Scientology's official website says of the book: "The major portion of the book is devoted to the auditing case histories of individuals, detailing their memories of past lives. These case histories graphically show how a person’s attitudes and actions in present time can be affected by incidents in his or her past lifetimes. They also document the improvements that occurred when such incidents were addressed and run out in auditing."

==Reception==

In 1960, there was a "storm of controversy" about the book in the small English town near his Saint Hill property; Hubbard had to issue a statement explaining that the contents from the book was not actual history, but were observations from his work into the mind.
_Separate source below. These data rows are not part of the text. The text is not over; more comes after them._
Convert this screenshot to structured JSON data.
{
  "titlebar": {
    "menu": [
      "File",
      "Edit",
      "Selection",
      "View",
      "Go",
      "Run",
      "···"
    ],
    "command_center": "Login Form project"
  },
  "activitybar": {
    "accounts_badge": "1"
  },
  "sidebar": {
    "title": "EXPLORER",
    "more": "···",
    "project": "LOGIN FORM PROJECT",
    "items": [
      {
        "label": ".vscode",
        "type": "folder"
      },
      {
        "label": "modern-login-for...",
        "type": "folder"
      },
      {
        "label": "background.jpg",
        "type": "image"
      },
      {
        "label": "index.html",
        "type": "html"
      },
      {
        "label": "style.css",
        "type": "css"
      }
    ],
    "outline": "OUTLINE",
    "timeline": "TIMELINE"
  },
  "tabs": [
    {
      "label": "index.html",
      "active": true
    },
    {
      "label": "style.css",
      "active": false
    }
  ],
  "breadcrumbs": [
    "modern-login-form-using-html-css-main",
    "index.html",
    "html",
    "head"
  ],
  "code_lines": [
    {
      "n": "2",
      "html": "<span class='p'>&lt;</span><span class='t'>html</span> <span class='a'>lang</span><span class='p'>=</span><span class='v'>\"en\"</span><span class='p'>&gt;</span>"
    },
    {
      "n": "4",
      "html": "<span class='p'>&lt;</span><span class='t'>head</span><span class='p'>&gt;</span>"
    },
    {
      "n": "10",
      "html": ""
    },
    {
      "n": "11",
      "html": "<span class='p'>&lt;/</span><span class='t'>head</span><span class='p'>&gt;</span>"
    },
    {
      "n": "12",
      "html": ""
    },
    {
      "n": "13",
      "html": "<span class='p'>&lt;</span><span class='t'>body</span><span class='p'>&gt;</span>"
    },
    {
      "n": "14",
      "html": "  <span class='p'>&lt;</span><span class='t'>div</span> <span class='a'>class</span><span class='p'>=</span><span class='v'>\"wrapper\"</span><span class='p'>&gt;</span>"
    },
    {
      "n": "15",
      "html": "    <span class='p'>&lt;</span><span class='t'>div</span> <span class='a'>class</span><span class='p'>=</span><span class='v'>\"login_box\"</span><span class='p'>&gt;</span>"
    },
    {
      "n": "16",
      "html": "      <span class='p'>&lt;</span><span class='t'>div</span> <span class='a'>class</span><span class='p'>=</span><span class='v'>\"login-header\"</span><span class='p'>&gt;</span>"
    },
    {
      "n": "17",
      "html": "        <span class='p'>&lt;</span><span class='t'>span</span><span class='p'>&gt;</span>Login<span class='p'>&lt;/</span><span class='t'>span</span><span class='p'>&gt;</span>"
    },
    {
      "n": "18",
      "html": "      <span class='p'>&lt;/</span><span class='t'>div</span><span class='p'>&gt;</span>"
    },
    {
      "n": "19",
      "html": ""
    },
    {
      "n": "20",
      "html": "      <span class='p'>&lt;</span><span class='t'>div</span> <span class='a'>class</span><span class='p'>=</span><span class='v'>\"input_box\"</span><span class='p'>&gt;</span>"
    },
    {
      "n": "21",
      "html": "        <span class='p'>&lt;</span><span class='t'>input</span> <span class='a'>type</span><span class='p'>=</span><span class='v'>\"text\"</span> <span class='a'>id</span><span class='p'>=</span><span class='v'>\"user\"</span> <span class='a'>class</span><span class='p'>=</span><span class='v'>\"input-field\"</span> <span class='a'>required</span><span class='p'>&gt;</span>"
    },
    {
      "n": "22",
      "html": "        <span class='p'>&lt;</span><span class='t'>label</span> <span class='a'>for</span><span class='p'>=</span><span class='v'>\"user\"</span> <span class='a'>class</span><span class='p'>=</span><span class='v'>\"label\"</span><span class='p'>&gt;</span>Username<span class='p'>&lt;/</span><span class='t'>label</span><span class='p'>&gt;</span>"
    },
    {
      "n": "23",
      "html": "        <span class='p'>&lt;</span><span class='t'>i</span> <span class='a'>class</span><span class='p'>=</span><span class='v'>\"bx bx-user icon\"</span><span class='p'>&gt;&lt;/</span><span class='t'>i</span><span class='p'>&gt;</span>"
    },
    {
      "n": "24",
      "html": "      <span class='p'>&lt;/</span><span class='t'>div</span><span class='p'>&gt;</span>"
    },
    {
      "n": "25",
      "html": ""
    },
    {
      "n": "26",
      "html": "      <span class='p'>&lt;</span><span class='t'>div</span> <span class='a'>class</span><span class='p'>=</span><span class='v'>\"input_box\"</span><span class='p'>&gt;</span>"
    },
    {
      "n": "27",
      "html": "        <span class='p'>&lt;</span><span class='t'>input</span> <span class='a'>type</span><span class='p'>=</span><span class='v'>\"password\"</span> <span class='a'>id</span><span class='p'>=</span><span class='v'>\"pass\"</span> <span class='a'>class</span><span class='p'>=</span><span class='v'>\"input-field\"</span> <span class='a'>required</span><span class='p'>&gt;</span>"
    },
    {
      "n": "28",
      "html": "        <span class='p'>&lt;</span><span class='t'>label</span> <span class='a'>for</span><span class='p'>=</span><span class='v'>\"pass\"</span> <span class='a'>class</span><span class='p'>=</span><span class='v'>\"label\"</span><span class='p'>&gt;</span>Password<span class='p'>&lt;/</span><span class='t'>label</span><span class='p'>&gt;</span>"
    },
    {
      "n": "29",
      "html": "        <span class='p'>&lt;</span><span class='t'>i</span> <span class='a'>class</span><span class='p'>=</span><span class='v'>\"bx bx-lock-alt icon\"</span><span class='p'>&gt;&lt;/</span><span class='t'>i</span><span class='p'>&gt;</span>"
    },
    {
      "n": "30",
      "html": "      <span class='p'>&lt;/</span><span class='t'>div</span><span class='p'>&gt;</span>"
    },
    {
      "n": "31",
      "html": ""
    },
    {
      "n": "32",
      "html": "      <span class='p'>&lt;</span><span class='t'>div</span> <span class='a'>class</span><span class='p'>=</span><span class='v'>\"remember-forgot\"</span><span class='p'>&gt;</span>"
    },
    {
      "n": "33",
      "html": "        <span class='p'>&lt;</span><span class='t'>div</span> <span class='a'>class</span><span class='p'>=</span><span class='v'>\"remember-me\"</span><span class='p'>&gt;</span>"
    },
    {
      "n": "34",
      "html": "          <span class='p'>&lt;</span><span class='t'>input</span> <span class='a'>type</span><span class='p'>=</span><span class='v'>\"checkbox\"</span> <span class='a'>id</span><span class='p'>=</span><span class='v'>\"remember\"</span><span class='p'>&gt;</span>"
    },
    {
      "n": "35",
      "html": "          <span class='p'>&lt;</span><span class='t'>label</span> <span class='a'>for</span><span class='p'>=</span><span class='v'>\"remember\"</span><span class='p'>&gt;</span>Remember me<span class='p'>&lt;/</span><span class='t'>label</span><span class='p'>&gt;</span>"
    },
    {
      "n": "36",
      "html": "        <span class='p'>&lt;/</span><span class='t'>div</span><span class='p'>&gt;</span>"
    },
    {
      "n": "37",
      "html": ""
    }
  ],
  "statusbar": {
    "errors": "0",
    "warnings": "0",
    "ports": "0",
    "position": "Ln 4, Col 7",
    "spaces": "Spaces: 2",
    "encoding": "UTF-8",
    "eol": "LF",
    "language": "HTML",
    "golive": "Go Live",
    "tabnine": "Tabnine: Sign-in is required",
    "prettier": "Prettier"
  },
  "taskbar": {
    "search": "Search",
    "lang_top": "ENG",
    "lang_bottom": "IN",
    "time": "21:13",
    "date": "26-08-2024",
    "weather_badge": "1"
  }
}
In her book The Scandal of Scientology, Paulette Cooper examined the often fantastical nature of the past lives described, referred to by Hubbard as "space opera":

"Hubbard has devoted a special book called Have You Lived Before This Life: A Scientific Survey just to past-life case histories of Scientologists. The preface of this book also contains the names and addresses of the people who took part in the experiment so that the cynical could check its facts ... Most of the Scientologists who relived their past lives believed that they had once been plain people, or very often space people, and for plots, their histories read like a type of science-fiction sadomasochism." —Paulette Cooper

==Unpublished sequel==
According to Cooper, Hubbard announced a sequel called Where Were You Buried? was in the works. He instructed his auditors to check all preclears for recent deaths, and then to physically locate their place of burial.